I get the disturbing feeling that if I start over with all-new hardware (even if the hardware is exactly the same) and just give it a different name (oh, this is my "new" computer. That crashy one is my "old" computer) it will work flawlessly.. and that if I canibalize every single component of the crashy computer and put them in other systems one by one, none of them will exhibit any probelms at all, because they aren't tainted by "being" that cursed computer.
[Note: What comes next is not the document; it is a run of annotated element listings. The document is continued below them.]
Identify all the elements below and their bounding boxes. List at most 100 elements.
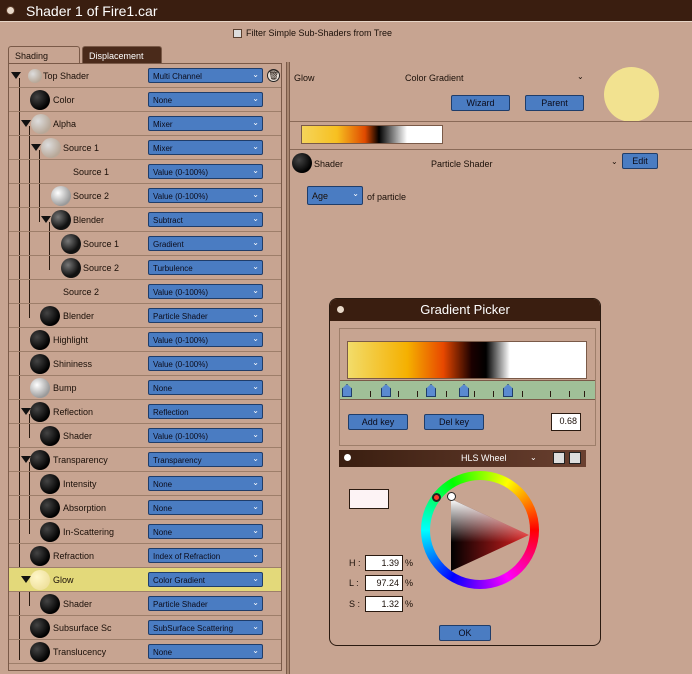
tree-row-alpha[interactable]: Alpha Mixer ⌄	[9, 112, 281, 136]
window-menu-icon[interactable]	[6, 6, 15, 15]
shader-type-dropdown[interactable]: Value (0-100%) ⌄	[148, 356, 263, 371]
chevron-down-icon[interactable]: ⌄	[611, 157, 618, 166]
tree-row-top-shader[interactable]: Top Shader Multi Channel ⌄ 🗑	[9, 64, 281, 88]
tree-row-in-scattering[interactable]: In-Scattering None ⌄	[9, 520, 281, 544]
lightness-field[interactable]: 97.24	[365, 575, 403, 591]
shader-type-dropdown[interactable]: Gradient ⌄	[148, 236, 263, 251]
shader-type-dropdown[interactable]: Particle Shader ⌄	[148, 596, 263, 611]
shader-type-dropdown[interactable]: Particle Shader ⌄	[148, 308, 263, 323]
shader-type-dropdown[interactable]: Value (0-100%) ⌄	[148, 164, 263, 179]
saturation-field[interactable]: 1.32	[365, 596, 403, 612]
color-mode-bar: HLS Wheel ⌄	[339, 450, 586, 467]
wizard-button[interactable]: Wizard	[451, 95, 510, 111]
shader-type-dropdown[interactable]: None ⌄	[148, 500, 263, 515]
gradient-key[interactable]	[426, 384, 436, 397]
tree-row-transparency[interactable]: Transparency Transparency ⌄	[9, 448, 281, 472]
tree-row-refraction[interactable]: Refraction Index of Refraction ⌄	[9, 544, 281, 568]
del-key-button[interactable]: Del key	[424, 414, 484, 430]
ok-button[interactable]: OK	[439, 625, 491, 641]
gradient-strip[interactable]	[347, 341, 587, 379]
collapse-triangle-icon[interactable]	[21, 120, 31, 127]
tree-row-reflection[interactable]: Reflection Reflection ⌄	[9, 400, 281, 424]
shader-type-dropdown[interactable]: None ⌄	[148, 476, 263, 491]
tree-row-blender-source1[interactable]: Source 1 Gradient ⌄	[9, 232, 281, 256]
add-key-button[interactable]: Add key	[348, 414, 408, 430]
trash-icon[interactable]: 🗑	[267, 69, 280, 82]
shader-type-label[interactable]: Color Gradient	[405, 73, 464, 83]
tree-row-source2-sub[interactable]: Source 2 Value (0-100%) ⌄	[9, 184, 281, 208]
shader-type-dropdown[interactable]: None ⌄	[148, 644, 263, 659]
shader-type-dropdown[interactable]: None ⌄	[148, 380, 263, 395]
ls-marker[interactable]	[447, 492, 456, 501]
shader-input-type[interactable]: Particle Shader	[431, 159, 493, 169]
tree-row-highlight[interactable]: Highlight Value (0-100%) ⌄	[9, 328, 281, 352]
save-icon[interactable]	[553, 452, 565, 464]
filter-option[interactable]: Filter Simple Sub-Shaders from Tree	[233, 28, 392, 38]
tree-row-reflection-shader[interactable]: Shader Value (0-100%) ⌄	[9, 424, 281, 448]
tree-row-translucency[interactable]: Translucency None ⌄	[9, 640, 281, 664]
gradient-key-track[interactable]	[340, 380, 595, 400]
chevron-down-icon[interactable]: ⌄	[577, 72, 584, 81]
tree-row-glow-shader[interactable]: Shader Particle Shader ⌄	[9, 592, 281, 616]
color-mode-label[interactable]: HLS Wheel	[461, 453, 507, 463]
collapse-triangle-icon[interactable]	[41, 216, 51, 223]
tree-row-intensity[interactable]: Intensity None ⌄	[9, 472, 281, 496]
shader-type-dropdown[interactable]: Transparency ⌄	[148, 452, 263, 467]
tree-row-source1-sub[interactable]: Source 1 Value (0-100%) ⌄	[9, 160, 281, 184]
shader-type-dropdown[interactable]: SubSurface Scattering ⌄	[148, 620, 263, 635]
hue-marker[interactable]	[432, 493, 441, 502]
dialog-menu-icon[interactable]	[337, 306, 344, 313]
tree-row-glow[interactable]: Glow Color Gradient ⌄	[9, 568, 281, 592]
tree-row-absorption[interactable]: Absorption None ⌄	[9, 496, 281, 520]
filter-checkbox[interactable]	[233, 28, 242, 38]
gradient-key[interactable]	[459, 384, 469, 397]
shader-type-dropdown[interactable]: Reflection ⌄	[148, 404, 263, 419]
gradient-key[interactable]	[342, 384, 352, 397]
shader-type-dropdown[interactable]: Color Gradient ⌄	[148, 572, 263, 587]
age-dropdown[interactable]: Age ⌄	[307, 186, 363, 205]
tree-row-subsurface[interactable]: Subsurface Sc SubSurface Scattering ⌄	[9, 616, 281, 640]
collapse-triangle-icon[interactable]	[11, 72, 21, 79]
separator	[290, 121, 692, 122]
tree-row-bump[interactable]: Bump None ⌄	[9, 376, 281, 400]
tree-row-blender[interactable]: Blender Particle Shader ⌄	[9, 304, 281, 328]
shader-type-dropdown[interactable]: Value (0-100%) ⌄	[148, 428, 263, 443]
tree-row-source2[interactable]: Source 2 Value (0-100%) ⌄	[9, 280, 281, 304]
mode-menu-icon[interactable]	[344, 454, 351, 461]
dropdown-value: Value (0-100%)	[153, 432, 208, 441]
collapse-triangle-icon[interactable]	[31, 144, 41, 151]
shader-type-dropdown[interactable]: Subtract ⌄	[148, 212, 263, 227]
shader-type-dropdown[interactable]: Index of Refraction ⌄	[148, 548, 263, 563]
hue-field[interactable]: 1.39	[365, 555, 403, 571]
chevron-down-icon[interactable]: ⌄	[530, 453, 537, 462]
tab-shading[interactable]: Shading	[8, 46, 80, 64]
shader-type-dropdown[interactable]: Mixer ⌄	[148, 140, 263, 155]
shader-type-dropdown[interactable]: Multi Channel ⌄	[148, 68, 263, 83]
tree-row-blender-source2[interactable]: Source 2 Turbulence ⌄	[9, 256, 281, 280]
lightness-saturation-triangle[interactable]	[421, 471, 539, 589]
dropdown-value: Value (0-100%)	[153, 168, 208, 177]
shader-type-dropdown[interactable]: Value (0-100%) ⌄	[148, 332, 263, 347]
tab-displacement[interactable]: Displacement	[82, 46, 162, 64]
tree-row-color[interactable]: Color None ⌄	[9, 88, 281, 112]
gradient-preview-bar[interactable]	[301, 125, 443, 144]
shader-type-dropdown[interactable]: None ⌄	[148, 92, 263, 107]
load-icon[interactable]	[569, 452, 581, 464]
tree-row-blender-sub[interactable]: Blender Subtract ⌄	[9, 208, 281, 232]
dialog-titlebar[interactable]: Gradient Picker	[330, 299, 600, 321]
tree-row-shininess[interactable]: Shininess Value (0-100%) ⌄	[9, 352, 281, 376]
gradient-key[interactable]	[503, 384, 513, 397]
dropdown-value: Color Gradient	[153, 576, 206, 585]
shader-type-dropdown[interactable]: Mixer ⌄	[148, 116, 263, 131]
shader-type-dropdown[interactable]: None ⌄	[148, 524, 263, 539]
dropdown-value: None	[153, 96, 173, 105]
shader-type-dropdown[interactable]: Value (0-100%) ⌄	[148, 284, 263, 299]
hls-color-wheel[interactable]	[421, 471, 539, 589]
key-position-field[interactable]: 0.68	[551, 413, 581, 431]
tree-row-source1[interactable]: Source 1 Mixer ⌄	[9, 136, 281, 160]
shader-type-dropdown[interactable]: Turbulence ⌄	[148, 260, 263, 275]
gradient-key[interactable]	[381, 384, 391, 397]
edit-button[interactable]: Edit	[622, 153, 658, 169]
parent-button[interactable]: Parent	[525, 95, 584, 111]
shader-type-dropdown[interactable]: Value (0-100%) ⌄	[148, 188, 263, 203]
Which of course leads me to direct you to: http://james.HamsterRepublic.com/technomancy/
January 8 2003

Pleasant Stability

I am pleased to say that the netherwog has been very stable lately. After I got home from my vacation in November I removed the VIA motherboard, and switched back to the original Intel i810 motherboard that startid the whole thing. I reinstalled the operating system clean, and it has not crashed or locked once since. I even upgraded to Debian unstable with out any loss of system stability. Everything is working wonderfully, and I use it for everything. I am still not sure what the problem was before, but I do NOT blame the VIA motherboard just because it was the last thing sI changed before things started working again. The originaly symptoms started long before I tried the FIRST motherboard swap, back when I was using the same i810 I am using now, and I have other linux systems at work (severs even!) that use exactly the same model of VIA motherboard. What I really credit the current stability to is the fact that when I was switching motherboards, I spoke aloud to the computer in calm soothing tones, telling it that it was getting a NEW motherboard, and assuring it that everything would be better from now on. I think it believed me.

September 12 2003

Glorious Stability

I haven't had any problems in months and months and months. THIS is the way a computer is SUPPOSED to work. YAY!

January 8 2004

Introducing Risk

Well, things have been working so well for so long, i think it is time to make things hard on myself. I am ready to risk setting up Software Suspend.